Federal Sağlık Gözlemevi’nin verilerine göre, İsviçre nüfusunun %16,4’ü alkol tüketimini sağlık açısından riskli buluyor. Bu oran erkeklerde %20,7, kadınlarda ise %12,1 seviyesinde. Araştırma, alkolün özellikle çalışan kesimde “gizli bir rahatlama yöntemi” olarak kullanıldığını gösteriyor. İş stresi, başarısızlık duygusu veya sosyal baskıların ardından “bir kadeh şarapla gevşeme” alışkanlığı kısa sürede bağımlılığa dönüşüyor.
Uzmanlar, dopamin salınımını tetikleyen alkolün geçici bir rahatlama sağladığını, ancak etkisi geçince ruh halini daha da kötüleştirdiğini belirtiyor. Bu durum, kişiyi ikinci ve üçüncü bardaklara yönlendirerek “kısır döngüye” sürüklüyor.
Rapor, depresyon ve kaygı bozukluğu yaşayan bireylerin alkole daha sık başvurduğunu da ortaya koydu. İsviçre’de ankete katılan 5.502 kişinin yaklaşık üçte biri, son 12 ayda ruhsal sorunlar yaşadığını ifade etti.

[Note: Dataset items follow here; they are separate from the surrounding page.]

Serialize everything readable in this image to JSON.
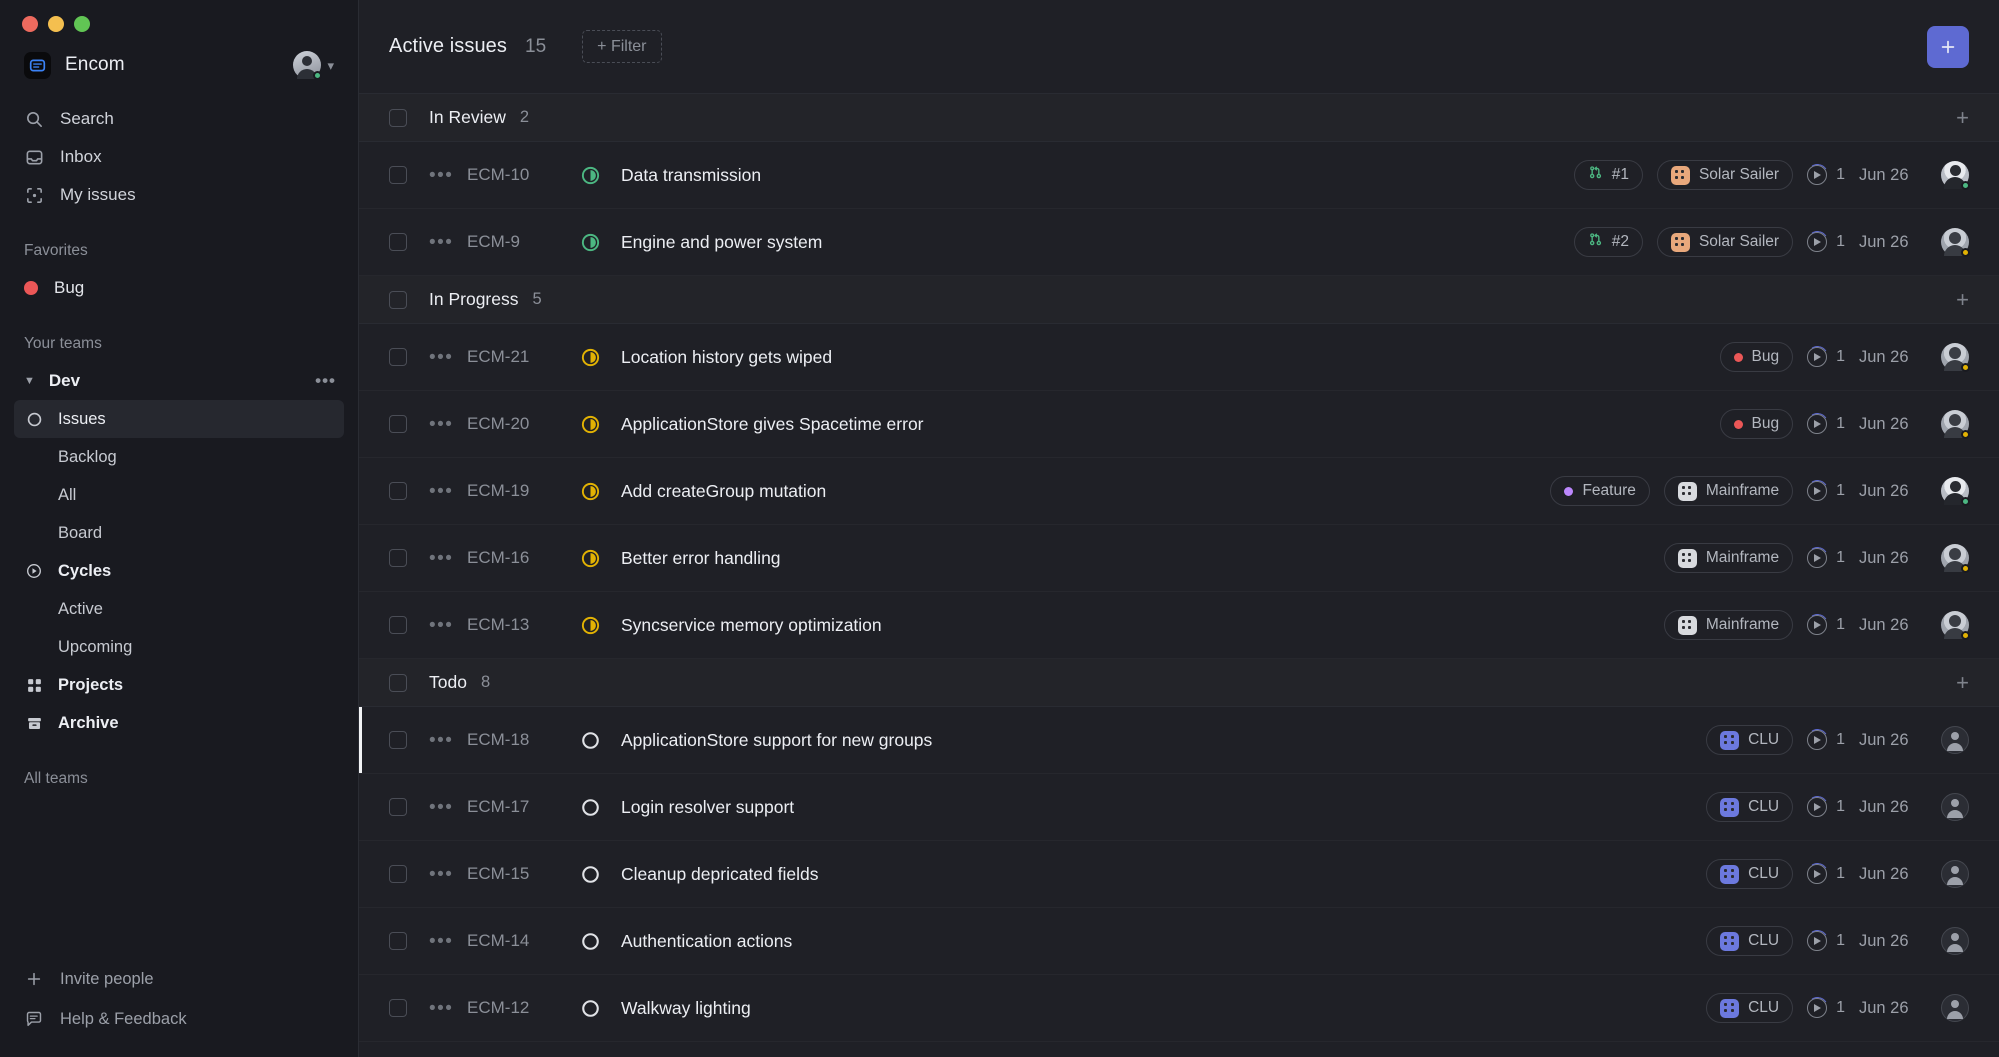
{
  "window": {
    "traffic_lights": [
      "close",
      "minimize",
      "maximize"
    ]
  },
  "sidebar": {
    "workspace": {
      "name": "Encom",
      "logo_icon": "encom-logo-icon",
      "chevron_icon": "chevron-down-icon",
      "avatar_status": "online"
    },
    "nav": [
      {
        "label": "Search",
        "icon": "search-icon"
      },
      {
        "label": "Inbox",
        "icon": "inbox-icon"
      },
      {
        "label": "My issues",
        "icon": "my-issues-icon"
      }
    ],
    "favorites_label": "Favorites",
    "favorites": [
      {
        "label": "Bug",
        "icon": "bug-dot-icon",
        "color": "#eb5757"
      }
    ],
    "your_teams_label": "Your teams",
    "team": {
      "name": "Dev",
      "caret_icon": "caret-down-icon",
      "more_icon": "ellipsis-icon"
    },
    "team_items": [
      {
        "label": "Issues",
        "icon": "circle-icon",
        "active": true,
        "indent": false,
        "strong": false
      },
      {
        "label": "Backlog",
        "icon": "",
        "active": false,
        "indent": true,
        "strong": false
      },
      {
        "label": "All",
        "icon": "",
        "active": false,
        "indent": true,
        "strong": false
      },
      {
        "label": "Board",
        "icon": "",
        "active": false,
        "indent": true,
        "strong": false
      },
      {
        "label": "Cycles",
        "icon": "cycle-icon",
        "active": false,
        "indent": false,
        "strong": true
      },
      {
        "label": "Active",
        "icon": "",
        "active": false,
        "indent": true,
        "strong": false
      },
      {
        "label": "Upcoming",
        "icon": "",
        "active": false,
        "indent": true,
        "strong": false
      },
      {
        "label": "Projects",
        "icon": "projects-icon",
        "active": false,
        "indent": false,
        "strong": true
      },
      {
        "label": "Archive",
        "icon": "archive-icon",
        "active": false,
        "indent": false,
        "strong": true
      }
    ],
    "all_teams_label": "All teams",
    "bottom": [
      {
        "label": "Invite people",
        "icon": "plus-icon"
      },
      {
        "label": "Help & Feedback",
        "icon": "chat-icon"
      }
    ]
  },
  "topbar": {
    "title": "Active issues",
    "count": "15",
    "filter_label": "+ Filter",
    "new_issue_icon": "plus-icon",
    "accent_color": "#5e6ad2"
  },
  "groups": [
    {
      "name": "In Review",
      "count": "2",
      "status": "in-review",
      "add_icon": "plus-icon",
      "issues": [
        {
          "id": "ECM-10",
          "title": "Data transmission",
          "status": "in-review",
          "branch": {
            "label": "#1",
            "icon": "git-branch-icon",
            "color": "#4cb782"
          },
          "project": {
            "label": "Solar Sailer",
            "color": "#e8a87c"
          },
          "estimate": "1",
          "date": "Jun 26",
          "assignee": {
            "type": "photo",
            "presence": "online"
          },
          "selected": false
        },
        {
          "id": "ECM-9",
          "title": "Engine and power system",
          "status": "in-review",
          "branch": {
            "label": "#2",
            "icon": "git-branch-icon",
            "color": "#4cb782"
          },
          "project": {
            "label": "Solar Sailer",
            "color": "#e8a87c"
          },
          "estimate": "1",
          "date": "Jun 26",
          "assignee": {
            "type": "photo2",
            "presence": "away"
          },
          "selected": false
        }
      ]
    },
    {
      "name": "In Progress",
      "count": "5",
      "status": "in-progress",
      "add_icon": "plus-icon",
      "issues": [
        {
          "id": "ECM-21",
          "title": "Location history gets wiped",
          "status": "in-progress",
          "label": {
            "label": "Bug",
            "color": "#eb5757"
          },
          "estimate": "1",
          "date": "Jun 26",
          "assignee": {
            "type": "photo2",
            "presence": "away"
          },
          "selected": false
        },
        {
          "id": "ECM-20",
          "title": "ApplicationStore gives Spacetime error",
          "status": "in-progress",
          "label": {
            "label": "Bug",
            "color": "#eb5757"
          },
          "estimate": "1",
          "date": "Jun 26",
          "assignee": {
            "type": "photo2",
            "presence": "away"
          },
          "selected": false
        },
        {
          "id": "ECM-19",
          "title": "Add createGroup mutation",
          "status": "in-progress",
          "label": {
            "label": "Feature",
            "color": "#bb87fc"
          },
          "project": {
            "label": "Mainframe",
            "color": "#d8dade"
          },
          "estimate": "1",
          "date": "Jun 26",
          "assignee": {
            "type": "photo",
            "presence": "online"
          },
          "selected": false
        },
        {
          "id": "ECM-16",
          "title": "Better error handling",
          "status": "in-progress",
          "project": {
            "label": "Mainframe",
            "color": "#d8dade"
          },
          "estimate": "1",
          "date": "Jun 26",
          "assignee": {
            "type": "photo2",
            "presence": "away"
          },
          "selected": false
        },
        {
          "id": "ECM-13",
          "title": "Syncservice memory optimization",
          "status": "in-progress",
          "project": {
            "label": "Mainframe",
            "color": "#d8dade"
          },
          "estimate": "1",
          "date": "Jun 26",
          "assignee": {
            "type": "photo2",
            "presence": "away"
          },
          "selected": false
        }
      ]
    },
    {
      "name": "Todo",
      "count": "8",
      "status": "todo",
      "add_icon": "plus-icon",
      "issues": [
        {
          "id": "ECM-18",
          "title": "ApplicationStore support for new groups",
          "status": "todo",
          "project": {
            "label": "CLU",
            "color": "#6c79de"
          },
          "estimate": "1",
          "date": "Jun 26",
          "assignee": {
            "type": "placeholder",
            "presence": "none"
          },
          "selected": true
        },
        {
          "id": "ECM-17",
          "title": "Login resolver support",
          "status": "todo",
          "project": {
            "label": "CLU",
            "color": "#6c79de"
          },
          "estimate": "1",
          "date": "Jun 26",
          "assignee": {
            "type": "placeholder",
            "presence": "none"
          },
          "selected": false
        },
        {
          "id": "ECM-15",
          "title": "Cleanup depricated fields",
          "status": "todo",
          "project": {
            "label": "CLU",
            "color": "#6c79de"
          },
          "estimate": "1",
          "date": "Jun 26",
          "assignee": {
            "type": "placeholder",
            "presence": "none"
          },
          "selected": false
        },
        {
          "id": "ECM-14",
          "title": "Authentication actions",
          "status": "todo",
          "project": {
            "label": "CLU",
            "color": "#6c79de"
          },
          "estimate": "1",
          "date": "Jun 26",
          "assignee": {
            "type": "placeholder",
            "presence": "none"
          },
          "selected": false
        },
        {
          "id": "ECM-12",
          "title": "Walkway lighting",
          "status": "todo",
          "project": {
            "label": "CLU",
            "color": "#6c79de"
          },
          "estimate": "1",
          "date": "Jun 26",
          "assignee": {
            "type": "placeholder",
            "presence": "none"
          },
          "selected": false
        }
      ]
    }
  ],
  "colors": {
    "bg_sidebar": "#191a20",
    "bg_main": "#1f2026",
    "bg_group_header": "#232429",
    "accent": "#5e6ad2",
    "status_in_review": "#4cb782",
    "status_in_progress": "#e2b203",
    "status_todo": "#e0e2e6"
  }
}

Kısa vadede alkol uykuya geçişi kolaylaştırsa da uzun vadede uyku bozukluğu, hafıza kaybı ve karaciğer hasarı gibi ciddi sağlık sorunlarına yol açıyor.
Aargau kantonu, %13,9 oranla İsviçre genelinde riskli alkol tüketiminde sondan üçüncü sırada yer alıyor. Kanton yetkilileri, danışmanlık, terapi ve tıbbi bakım hizmetlerinin bir arada sunulduğu kapsamlı bir bağımlılık destek sistemi kurduklarını açıkladı. Ayrıca vatandaşların kendi alkol tüketimlerini değerlendirebileceği çevrimiçi testlerin de erişime açık olduğu belirtildi.
Yetkililer, “Ruhsal zorluklarla başa çıkmak için yardım istemek utanılacak bir şey değildir” mesajını yineleyerek, alkolü bir “çözüm değil, sorun kaynağı” olarak gören bilinçli bir toplum çağrısı yaptı.